Başka bir kulvarda, hafıza adına Pınar Çekirge‘nin popüler olmayan tiyatro aktörleriyle yaptığı röportajları ve bunları kitaplaştırmasını da çok önemsiyorum. Çünkü bugün bu tiyatro aktörleri aynı zamanda sinema ve televizyon aktörleri de. Aralarında daha sonra popüler olacaklarla basında, internette pek çok röportaj yapılacaktır, ama popüler kulvarın dışında duracaklar için Çekirge’nin kitapları belki de yegane malumat edinme kaynakları olacak.
Bugün yardımcı aktörler ve kavgacılara dair, internette IMDB, Sinematurk, TSA, CSFD-cz, Sinemalar, Yeşilçamevi gibi bloglarda bir kaç malumat ve bazı filmlerinin listesi bulunabiliyor. Ama bu aktörlerin, rol aldıkları filmlerin çoğunun afiş ve jeneriklerinde ismi geçmediği için bu listeler çok eksik ve bloglardaki listeler farklı farklı. Bazen de isim aynılığı ve isim benzerliğinden rol almadıkları filmler de isimlerinin altında listelenmiş olabiliyor. Teknoloji büyük bir nimet ama büyük bir handikap da. Denetimsiz malumatın pek çoğu yanlış malumat olabiliyor. Geçenlerde kesip saklamış olduğum Miyase İlknur‘un, henüz Google’a yüklenmemiş, Cumhuriyet gazetesinin eski tarihli bir sayısında İsmet Erten‘le yaptığı kapsamlı röportajı okuduktan sonra, Google’a bir bakmış, ve internetteki Erten’e dair malumatın yüzde 80’inin yanlış olduğunu fark edince burada bir yazı yazmıştım.
Bunun sebebi internete isteyenin doğru-yanlış istediği malumatı girebilmesi olduğu kadar, bu yardımcı aktör ve kavgacının çok azının kendileriyle yapılmış farklı röportajlarda, aynı hususta farklı malumat vermiş olmaları da.

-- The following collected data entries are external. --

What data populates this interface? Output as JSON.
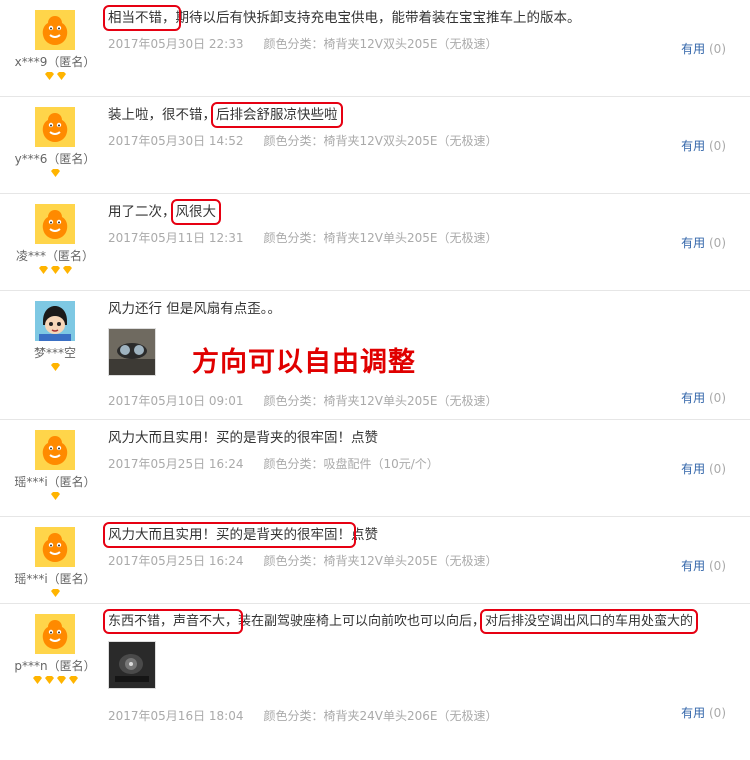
{
  "reviews": [
    {
      "user": "x***9（匿名）",
      "diamonds": 2,
      "text_parts": [
        {
          "t": "相当不错，",
          "hl": true
        },
        {
          "t": "期待以后有快拆卸支持充电宝供电，能带着装在宝宝推车上的版本。",
          "hl": false
        }
      ],
      "date": "2017年05月30日 22:33",
      "sku": "颜色分类：椅背夹12V双头205E（无极速）",
      "useful_label": "有用",
      "useful_count": "(0)"
    },
    {
      "user": "y***6（匿名）",
      "diamonds": 1,
      "text_parts": [
        {
          "t": "装上啦，很不错，",
          "hl": false
        },
        {
          "t": "后排会舒服凉快些啦",
          "hl": true
        }
      ],
      "date": "2017年05月30日 14:52",
      "sku": "颜色分类：椅背夹12V双头205E（无极速）",
      "useful_label": "有用",
      "useful_count": "(0)"
    },
    {
      "user": "凌***（匿名）",
      "diamonds": 3,
      "text_parts": [
        {
          "t": "用了二次，",
          "hl": false
        },
        {
          "t": "风很大",
          "hl": true
        }
      ],
      "date": "2017年05月11日 12:31",
      "sku": "颜色分类：椅背夹12V单头205E（无极速）",
      "useful_label": "有用",
      "useful_count": "(0)"
    },
    {
      "user": "梦***空",
      "diamonds": 1,
      "text_parts": [
        {
          "t": "风力还行 但是风扇有点歪。。",
          "hl": false
        }
      ],
      "note": "方向可以自由调整",
      "date": "2017年05月10日 09:01",
      "sku": "颜色分类：椅背夹12V单头205E（无极速）",
      "useful_label": "有用",
      "useful_count": "(0)"
    },
    {
      "user": "瑶***i（匿名）",
      "diamonds": 1,
      "text_parts": [
        {
          "t": "风力大而且实用！买的是背夹的很牢固！点赞",
          "hl": false
        }
      ],
      "date": "2017年05月25日 16:24",
      "sku": "颜色分类：吸盘配件（10元/个）",
      "useful_label": "有用",
      "useful_count": "(0)"
    },
    {
      "user": "瑶***i（匿名）",
      "diamonds": 1,
      "text_parts": [
        {
          "t": "风力大而且实用！买的是背夹的很牢固！",
          "hl": true
        },
        {
          "t": "点赞",
          "hl": false
        }
      ],
      "date": "2017年05月25日 16:24",
      "sku": "颜色分类：椅背夹12V单头205E（无极速）",
      "useful_label": "有用",
      "useful_count": "(0)"
    },
    {
      "user": "p***n（匿名）",
      "diamonds": 4,
      "text_parts": [
        {
          "t": "东西不错，声音不大，",
          "hl": true
        },
        {
          "t": "装在副驾驶座椅上可以向前吹也可以向后，",
          "hl": false
        },
        {
          "t": "对后排没空调出风口的车用处蛮大的",
          "hl": true
        }
      ],
      "date": "2017年05月16日 18:04",
      "sku": "颜色分类：椅背夹24V单头206E（无极速）",
      "useful_label": "有用",
      "useful_count": "(0)"
    }
  ],
  "colors": {
    "accent_red": "#e60012",
    "useful_blue": "#3366aa",
    "meta_gray": "#aaaaaa",
    "avatar_orange": "#ff8a00"
  }
}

Bunun sebebi de röportajı yapanının, röportajı toparlarkenki özensizliği kadar, röportaj yapılan aktörün hafıza problemleri ya da halet-i ruhiyesi de olabilir.
Kadir Kök, 1939’da Lüleburgaz‘ın Kayabeyli köyünde, reçber bir ailenin oğlu olarak doğmuş. Sinematürk’ten yayıldığı gibi 1 Ocak doğumlu değil, çünkü Sinematürk doğum ayı ve günü bilinmeyen herkesi “1 Ocak” doğumlu olarak kaydediyor. İlkokul mezunu mu? bitirmedi mi? orta okula devam etti mi? bu hususta bir malumat yok. Ama röportajlarından öğrendiğimiz çocukluğu ve ilk gençliğinde ailesiyle reçberlik yaparken, hep bir gün İstanbul’a gidip “artist” olma hayalleri kurarmış. Sinemanın tek eğlence, tek katharsis kaynağı olduğu bir dönem urban alt sınıf ve rual pek çok çocuğun, gencin düşüydü “artist” olmak. Çoğu köyde en azından yazlık sinema olduğu, köy çocuklarının kışları film seyretmek için kasabalardaki kapalı sinemalara kaçamak yaptığı dönemler. Ama bir akraba ziyareti vesilesiyle İstanbul’a gelmek ancak 27 yaşında nasip olmuş. Bir köy çocuğu olduğuna göre o yaşa kadar Kayabeyli’de evlendi mi? çocuğu var mı? bu hususta da bir malumat yok.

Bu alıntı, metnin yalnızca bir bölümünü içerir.